OLDER Australians earning income from their assets or investments will not be targeted in this month’s expansion of the controversial “robo debt” program.
“There is no change to the way we assess pensioners’ income and assets,” said Department of Human Services general manager Hank Jongen.
Mr Jongen said that from July 1, compliance officers would target income earned from family day care and trusts.
“The department does not expect many age pensioners to be affected by the reviews of family day care and trusts, given the nature of the income being reviewed,” he said.
“The department has always conducted reviews to ensure people are paid the correct amount, and the compliance reviews focus on people who may have been incorrectly paid.
“If an age pension recipient receives a letter from the department asking them to verify their income and asset details for the purpose of assessing their pension eligibility, they can call the designated 1800 number in the letter for assistance.

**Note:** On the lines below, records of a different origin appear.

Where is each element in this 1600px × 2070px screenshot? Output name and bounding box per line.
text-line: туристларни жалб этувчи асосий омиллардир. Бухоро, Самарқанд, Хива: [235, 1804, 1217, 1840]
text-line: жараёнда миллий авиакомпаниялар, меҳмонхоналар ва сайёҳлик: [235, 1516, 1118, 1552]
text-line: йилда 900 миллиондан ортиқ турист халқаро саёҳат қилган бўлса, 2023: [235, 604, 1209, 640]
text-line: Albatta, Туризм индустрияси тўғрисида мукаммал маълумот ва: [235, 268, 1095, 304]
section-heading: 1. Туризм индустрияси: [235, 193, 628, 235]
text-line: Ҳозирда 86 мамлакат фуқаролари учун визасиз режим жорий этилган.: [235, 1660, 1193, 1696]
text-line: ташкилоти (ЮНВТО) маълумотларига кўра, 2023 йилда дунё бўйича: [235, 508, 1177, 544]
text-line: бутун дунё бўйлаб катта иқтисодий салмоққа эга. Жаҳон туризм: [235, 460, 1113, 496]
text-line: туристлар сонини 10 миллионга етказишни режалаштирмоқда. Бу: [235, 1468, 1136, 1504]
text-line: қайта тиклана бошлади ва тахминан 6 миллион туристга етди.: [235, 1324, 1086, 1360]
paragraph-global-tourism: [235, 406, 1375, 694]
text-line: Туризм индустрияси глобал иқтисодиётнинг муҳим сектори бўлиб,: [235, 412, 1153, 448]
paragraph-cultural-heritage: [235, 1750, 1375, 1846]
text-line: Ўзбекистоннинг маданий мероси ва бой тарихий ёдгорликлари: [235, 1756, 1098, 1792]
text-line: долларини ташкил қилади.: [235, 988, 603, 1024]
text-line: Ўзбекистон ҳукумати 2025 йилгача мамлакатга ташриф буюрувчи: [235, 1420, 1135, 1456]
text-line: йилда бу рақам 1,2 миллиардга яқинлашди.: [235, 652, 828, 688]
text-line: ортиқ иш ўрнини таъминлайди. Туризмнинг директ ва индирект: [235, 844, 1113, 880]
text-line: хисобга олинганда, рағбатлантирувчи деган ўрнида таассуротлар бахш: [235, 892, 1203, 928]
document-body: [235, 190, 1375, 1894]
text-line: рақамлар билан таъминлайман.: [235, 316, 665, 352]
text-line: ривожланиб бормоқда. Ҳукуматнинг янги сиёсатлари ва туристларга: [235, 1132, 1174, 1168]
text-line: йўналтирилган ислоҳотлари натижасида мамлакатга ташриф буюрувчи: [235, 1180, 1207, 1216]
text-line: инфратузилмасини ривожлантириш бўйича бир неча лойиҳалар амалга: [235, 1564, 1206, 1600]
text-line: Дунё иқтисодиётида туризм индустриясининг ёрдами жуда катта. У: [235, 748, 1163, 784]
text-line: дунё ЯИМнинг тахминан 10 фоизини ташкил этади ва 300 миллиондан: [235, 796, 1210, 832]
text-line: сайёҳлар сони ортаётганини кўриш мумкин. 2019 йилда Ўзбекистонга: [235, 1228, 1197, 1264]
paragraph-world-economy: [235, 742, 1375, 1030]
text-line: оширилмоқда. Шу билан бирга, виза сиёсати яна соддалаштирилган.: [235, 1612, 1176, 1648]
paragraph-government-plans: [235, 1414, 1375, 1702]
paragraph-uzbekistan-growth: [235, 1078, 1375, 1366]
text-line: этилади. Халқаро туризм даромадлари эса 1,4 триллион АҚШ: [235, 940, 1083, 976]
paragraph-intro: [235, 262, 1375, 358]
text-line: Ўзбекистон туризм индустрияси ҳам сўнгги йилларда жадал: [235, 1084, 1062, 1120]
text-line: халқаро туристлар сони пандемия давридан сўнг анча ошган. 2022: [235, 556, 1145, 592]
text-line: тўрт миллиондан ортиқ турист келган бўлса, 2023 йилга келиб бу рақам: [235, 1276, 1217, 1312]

“As always, it’s important that age pension recipients make sure the information they provide about their income and assets is up to date, to ensure they are receiving the correct amount of payment.”
Earlier this year The Senior reported that from January 1, 2018, Centrelink would begin harvesting the financial information of retirees by requiring superannuation funds, annuity providers and other sources of income to send it details of payments made to pensioners.
The data exchange already occurs from some income-stream providers on a voluntary basis but is made compulsory in a recent change to the welfare reform bill.